From nobody@FreeBSD.org  Sun Oct  5 08:24:09 2008
Return-Path: <nobody@FreeBSD.org>
Received: from mx1.freebsd.org (mx1.freebsd.org [IPv6:2001:4f8:fff6::34])
	by hub.freebsd.org (Postfix) with ESMTP id 02CDE106569D
	for <freebsd-gnats-submit@FreeBSD.org>; Sun,  5 Oct 2008 08:24:09 +0000 (UTC)
	(envelope-from nobody@FreeBSD.org)
Received: from www.freebsd.org (www.freebsd.org [IPv6:2001:4f8:fff6::21])
	by mx1.freebsd.org (Postfix) with ESMTP id E3F6E8FC16
	for <freebsd-gnats-submit@FreeBSD.org>; Sun,  5 Oct 2008 08:24:08 +0000 (UTC)
	(envelope-from nobody@FreeBSD.org)
Received: from www.freebsd.org (localhost [127.0.0.1])
	by www.freebsd.org (8.14.3/8.14.3) with ESMTP id m958O8xb055625
	for <freebsd-gnats-submit@FreeBSD.org>; Sun, 5 Oct 2008 08:24:08 GMT
	(envelope-from nobody@www.freebsd.org)
Received: (from nobody@localhost)
	by www.freebsd.org (8.14.3/8.14.3/Submit) id m958O8Lu055624;
	Sun, 5 Oct 2008 08:24:08 GMT
	(envelope-from nobody)
Message-Id: <200810050824.m958O8Lu055624@www.freebsd.org>
Date: Sun, 5 Oct 2008 08:24:08 GMT
From: Nejc koberne <nejc@skoberne.net>
To: freebsd-gnats-submit@FreeBSD.org
Subject: Rewinding on unionfs and Subversion
X-Send-Pr-Version: www-3.1
X-GNATS-Notify:

>Number:         127872
>Category:       bin
>Synopsis:       [libc] [patch] Rewinding on unionfs and Subversion
>Confidential:   no
>Severity:       serious
>Priority:       high
>Responsible:    freebsd-bugs
>State:          open
>Quarter:        
>Keywords:       
>Date-Required:  
>Class:          sw-bug
>Submitter-Id:   current-users
>Arrival-Date:   Sun Oct 05 08:30:04 UTC 2008
>Closed-Date:    
>Last-Modified:  Wed Oct 08 20:49:20 UTC 2008
>Originator:     Nejc koberne
>Release:        7.0-STABLE
>Organization:
Tnode.com
>Environment:
FreeBSD server.domain.com 7.0-STABLE FreeBSD 7.0-STABLE #5: Sun Aug 10 09:54:42 CEST 2008     root@server.domain.com:/usr/src/sys/amd64/compile/SERVER  amd64
>Description:
0. Introduction
---------------

We tried to install Subversion in a jail on a unionfs filesystem.
Unfortunately, the subversion FreeBSD port doesn't do "make check" before
installing, so we spent quite some time debugging to find out it was
actually a filesystem bug.

1. The bug in real world.
-------------------------

After installing Subversion and get it running using mod_dav_svn, when
trying to make a "svn commit" or "svn import", errors similar to these
show up in apache error log:

[Wed Oct 01 21:04:35 2008] [error] [client 10.1.1.11] Could not MERGE resource "/svn/test2/!svn/act/e28480c9-eb8f-dd11-808c-0018fe7759ca" into "/svn/test2".  [409, #0]
[Wed Oct 01 21:04:35 2008] [error] [client 10.1.1.11] An error occurred while committing the transaction.  [409, #2]
[Wed Oct 01 21:04:35 2008] [error] [client 10.1.1.11] Can't remove '/usr/local/svn/test2/db/transactions/2-2.txn/node.0.0'  [409, #2]
[Wed Oct 01 21:04:35 2008] [error] [client 10.1.1.11] Can't remove file '/usr/local/svn/test2/db/transactions/2-2.txn/node.0.0': No such file or directory  [409, #2]

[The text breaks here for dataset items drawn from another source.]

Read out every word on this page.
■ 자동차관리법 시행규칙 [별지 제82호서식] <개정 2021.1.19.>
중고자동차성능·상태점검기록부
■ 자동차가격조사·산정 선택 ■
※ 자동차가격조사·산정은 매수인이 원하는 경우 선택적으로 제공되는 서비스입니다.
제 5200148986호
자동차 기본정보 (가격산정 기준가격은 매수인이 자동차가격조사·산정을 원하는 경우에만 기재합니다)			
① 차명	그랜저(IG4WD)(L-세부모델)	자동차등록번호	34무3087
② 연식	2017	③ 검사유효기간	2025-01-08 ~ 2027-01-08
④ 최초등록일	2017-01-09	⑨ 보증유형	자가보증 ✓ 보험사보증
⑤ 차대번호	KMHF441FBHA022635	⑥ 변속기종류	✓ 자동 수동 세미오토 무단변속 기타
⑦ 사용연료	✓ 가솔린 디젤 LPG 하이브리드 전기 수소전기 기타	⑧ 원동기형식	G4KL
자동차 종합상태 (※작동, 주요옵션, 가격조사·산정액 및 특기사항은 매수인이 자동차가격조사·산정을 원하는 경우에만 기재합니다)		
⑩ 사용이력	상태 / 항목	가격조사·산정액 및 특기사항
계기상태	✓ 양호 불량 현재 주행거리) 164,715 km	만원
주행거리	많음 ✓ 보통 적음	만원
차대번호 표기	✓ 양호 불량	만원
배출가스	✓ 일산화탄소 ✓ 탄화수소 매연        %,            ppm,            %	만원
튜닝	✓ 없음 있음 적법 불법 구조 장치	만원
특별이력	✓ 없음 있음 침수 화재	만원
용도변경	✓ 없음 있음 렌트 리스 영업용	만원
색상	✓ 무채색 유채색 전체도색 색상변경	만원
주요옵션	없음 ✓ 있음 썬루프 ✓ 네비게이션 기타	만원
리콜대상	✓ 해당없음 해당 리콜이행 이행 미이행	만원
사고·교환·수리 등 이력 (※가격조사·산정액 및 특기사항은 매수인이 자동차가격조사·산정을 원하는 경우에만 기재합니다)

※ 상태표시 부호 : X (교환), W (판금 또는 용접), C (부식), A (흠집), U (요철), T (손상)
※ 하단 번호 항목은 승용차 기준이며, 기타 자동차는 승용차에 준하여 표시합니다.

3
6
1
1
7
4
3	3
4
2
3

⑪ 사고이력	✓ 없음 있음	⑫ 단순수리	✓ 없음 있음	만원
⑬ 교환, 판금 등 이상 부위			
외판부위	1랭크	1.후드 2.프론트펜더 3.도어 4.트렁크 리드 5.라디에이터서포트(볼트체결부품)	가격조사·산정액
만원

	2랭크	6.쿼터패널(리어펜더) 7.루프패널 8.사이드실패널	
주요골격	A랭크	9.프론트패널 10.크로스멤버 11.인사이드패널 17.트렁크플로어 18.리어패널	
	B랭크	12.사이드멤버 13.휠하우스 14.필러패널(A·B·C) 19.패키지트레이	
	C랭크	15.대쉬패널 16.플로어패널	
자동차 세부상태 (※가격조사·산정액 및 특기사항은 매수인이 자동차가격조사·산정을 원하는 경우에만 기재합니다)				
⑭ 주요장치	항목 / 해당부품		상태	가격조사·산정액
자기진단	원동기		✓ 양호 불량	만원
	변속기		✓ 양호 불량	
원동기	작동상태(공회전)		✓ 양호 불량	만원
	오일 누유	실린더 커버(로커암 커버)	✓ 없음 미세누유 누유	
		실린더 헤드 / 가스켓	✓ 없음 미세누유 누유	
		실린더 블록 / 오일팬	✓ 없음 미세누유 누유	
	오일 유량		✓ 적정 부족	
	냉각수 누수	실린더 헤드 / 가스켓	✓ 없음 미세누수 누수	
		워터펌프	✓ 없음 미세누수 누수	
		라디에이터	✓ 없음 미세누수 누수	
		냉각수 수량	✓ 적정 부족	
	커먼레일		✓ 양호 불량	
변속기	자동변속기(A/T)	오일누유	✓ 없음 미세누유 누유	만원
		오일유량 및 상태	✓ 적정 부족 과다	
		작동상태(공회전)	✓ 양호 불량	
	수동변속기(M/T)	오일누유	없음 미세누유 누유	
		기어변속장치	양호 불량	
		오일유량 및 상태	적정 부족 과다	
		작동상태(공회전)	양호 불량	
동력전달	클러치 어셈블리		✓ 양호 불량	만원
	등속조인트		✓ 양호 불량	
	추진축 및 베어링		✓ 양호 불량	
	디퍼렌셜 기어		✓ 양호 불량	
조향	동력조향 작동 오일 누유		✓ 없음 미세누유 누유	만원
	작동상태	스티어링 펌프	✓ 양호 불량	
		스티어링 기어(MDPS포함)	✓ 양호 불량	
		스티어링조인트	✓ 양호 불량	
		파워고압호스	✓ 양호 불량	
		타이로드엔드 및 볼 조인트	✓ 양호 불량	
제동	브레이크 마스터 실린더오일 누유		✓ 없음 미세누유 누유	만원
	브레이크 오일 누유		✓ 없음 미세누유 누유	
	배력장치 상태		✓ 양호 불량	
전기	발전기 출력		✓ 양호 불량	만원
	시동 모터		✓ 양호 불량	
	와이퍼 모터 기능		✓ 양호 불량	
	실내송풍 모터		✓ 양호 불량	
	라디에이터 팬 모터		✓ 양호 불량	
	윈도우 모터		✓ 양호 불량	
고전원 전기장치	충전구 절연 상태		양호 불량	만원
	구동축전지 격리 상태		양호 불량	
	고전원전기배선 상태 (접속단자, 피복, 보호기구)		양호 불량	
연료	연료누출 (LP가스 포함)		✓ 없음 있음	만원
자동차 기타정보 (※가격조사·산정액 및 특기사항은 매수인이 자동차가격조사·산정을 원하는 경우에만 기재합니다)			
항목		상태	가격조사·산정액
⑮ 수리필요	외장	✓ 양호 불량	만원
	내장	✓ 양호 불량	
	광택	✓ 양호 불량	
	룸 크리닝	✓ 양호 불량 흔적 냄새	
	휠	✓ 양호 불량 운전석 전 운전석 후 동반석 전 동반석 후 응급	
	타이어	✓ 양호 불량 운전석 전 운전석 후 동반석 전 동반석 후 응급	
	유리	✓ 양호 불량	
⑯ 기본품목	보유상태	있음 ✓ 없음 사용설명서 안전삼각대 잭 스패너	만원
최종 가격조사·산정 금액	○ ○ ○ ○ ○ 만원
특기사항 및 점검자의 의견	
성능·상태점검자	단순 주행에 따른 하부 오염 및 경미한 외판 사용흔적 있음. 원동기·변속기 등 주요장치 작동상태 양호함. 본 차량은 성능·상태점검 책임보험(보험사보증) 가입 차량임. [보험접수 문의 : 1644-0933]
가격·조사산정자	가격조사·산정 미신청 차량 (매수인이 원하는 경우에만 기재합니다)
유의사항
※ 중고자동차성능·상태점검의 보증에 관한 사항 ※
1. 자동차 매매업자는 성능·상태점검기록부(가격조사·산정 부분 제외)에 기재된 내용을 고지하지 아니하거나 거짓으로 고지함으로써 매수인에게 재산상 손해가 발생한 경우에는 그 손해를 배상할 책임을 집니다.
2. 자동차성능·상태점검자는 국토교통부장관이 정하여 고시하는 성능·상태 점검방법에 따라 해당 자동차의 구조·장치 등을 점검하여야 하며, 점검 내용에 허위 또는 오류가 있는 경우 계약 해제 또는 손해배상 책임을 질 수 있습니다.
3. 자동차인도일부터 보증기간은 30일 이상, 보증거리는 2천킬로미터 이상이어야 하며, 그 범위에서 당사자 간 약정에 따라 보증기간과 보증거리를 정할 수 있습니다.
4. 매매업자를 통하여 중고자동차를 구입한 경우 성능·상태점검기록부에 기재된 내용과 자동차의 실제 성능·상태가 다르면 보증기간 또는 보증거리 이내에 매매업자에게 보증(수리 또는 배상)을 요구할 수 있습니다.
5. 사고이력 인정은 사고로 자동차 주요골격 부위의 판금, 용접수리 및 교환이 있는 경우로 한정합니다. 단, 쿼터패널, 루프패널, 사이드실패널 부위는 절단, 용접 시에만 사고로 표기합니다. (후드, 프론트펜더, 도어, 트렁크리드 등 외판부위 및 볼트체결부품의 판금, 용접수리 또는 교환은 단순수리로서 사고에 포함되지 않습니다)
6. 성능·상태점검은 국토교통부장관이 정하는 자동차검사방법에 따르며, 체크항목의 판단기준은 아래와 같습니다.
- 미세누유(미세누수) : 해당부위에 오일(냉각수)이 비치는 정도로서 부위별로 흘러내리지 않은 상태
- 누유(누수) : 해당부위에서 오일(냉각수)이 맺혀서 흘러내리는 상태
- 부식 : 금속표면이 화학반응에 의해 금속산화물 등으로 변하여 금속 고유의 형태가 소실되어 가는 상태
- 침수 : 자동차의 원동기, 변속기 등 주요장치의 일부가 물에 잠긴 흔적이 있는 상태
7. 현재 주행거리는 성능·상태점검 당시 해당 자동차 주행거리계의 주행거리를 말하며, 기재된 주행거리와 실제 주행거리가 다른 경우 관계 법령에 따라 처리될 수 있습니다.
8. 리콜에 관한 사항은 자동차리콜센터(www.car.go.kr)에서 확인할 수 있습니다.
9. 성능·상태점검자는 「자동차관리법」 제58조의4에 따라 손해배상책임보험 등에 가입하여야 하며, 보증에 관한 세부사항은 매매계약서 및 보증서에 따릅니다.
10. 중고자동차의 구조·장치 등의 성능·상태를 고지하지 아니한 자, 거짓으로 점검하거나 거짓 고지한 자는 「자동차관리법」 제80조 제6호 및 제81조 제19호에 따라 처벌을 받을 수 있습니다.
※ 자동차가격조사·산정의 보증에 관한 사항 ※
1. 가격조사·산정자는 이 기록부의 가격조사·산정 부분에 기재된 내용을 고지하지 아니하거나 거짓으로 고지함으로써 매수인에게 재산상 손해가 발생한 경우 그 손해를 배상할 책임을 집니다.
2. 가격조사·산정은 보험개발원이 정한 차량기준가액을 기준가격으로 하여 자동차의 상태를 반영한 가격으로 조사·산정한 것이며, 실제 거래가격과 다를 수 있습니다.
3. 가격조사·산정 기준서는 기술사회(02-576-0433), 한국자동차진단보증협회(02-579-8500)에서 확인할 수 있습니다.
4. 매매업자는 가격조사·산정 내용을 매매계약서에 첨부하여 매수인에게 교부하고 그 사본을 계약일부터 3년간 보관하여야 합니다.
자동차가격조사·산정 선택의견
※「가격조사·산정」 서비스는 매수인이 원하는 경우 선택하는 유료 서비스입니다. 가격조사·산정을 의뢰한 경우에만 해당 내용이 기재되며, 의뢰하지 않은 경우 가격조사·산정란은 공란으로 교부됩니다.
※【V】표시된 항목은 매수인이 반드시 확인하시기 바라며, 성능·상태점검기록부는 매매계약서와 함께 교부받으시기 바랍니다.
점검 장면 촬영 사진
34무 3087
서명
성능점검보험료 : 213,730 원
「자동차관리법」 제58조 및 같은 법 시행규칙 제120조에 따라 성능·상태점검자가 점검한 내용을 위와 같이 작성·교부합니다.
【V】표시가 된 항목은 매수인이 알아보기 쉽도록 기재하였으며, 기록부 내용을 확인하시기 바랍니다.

The last error is also shown up at client side (svn binary). However,
all actions are succesfully accomplished, so the error shouldn't appear
at all. Also, when doing "make check" after building subversion from
source, would also fail with identical errors.

2. Bug location
---------------

After some ktracing and tracing the function calls back to the "root",
we discovered that the bug is probably present in Standard C library. 

>How-To-Repeat:
3. Proof of concept code
------------------------

The following code below works fine on UFS, but fails on unionfs. The
code itself was taken from subversion codebase and is rewritten not to
use Apache apr library, but uses libc functions directly instead. It
just shows that there are discrepancies in UFS vs. unionfs behaviour. 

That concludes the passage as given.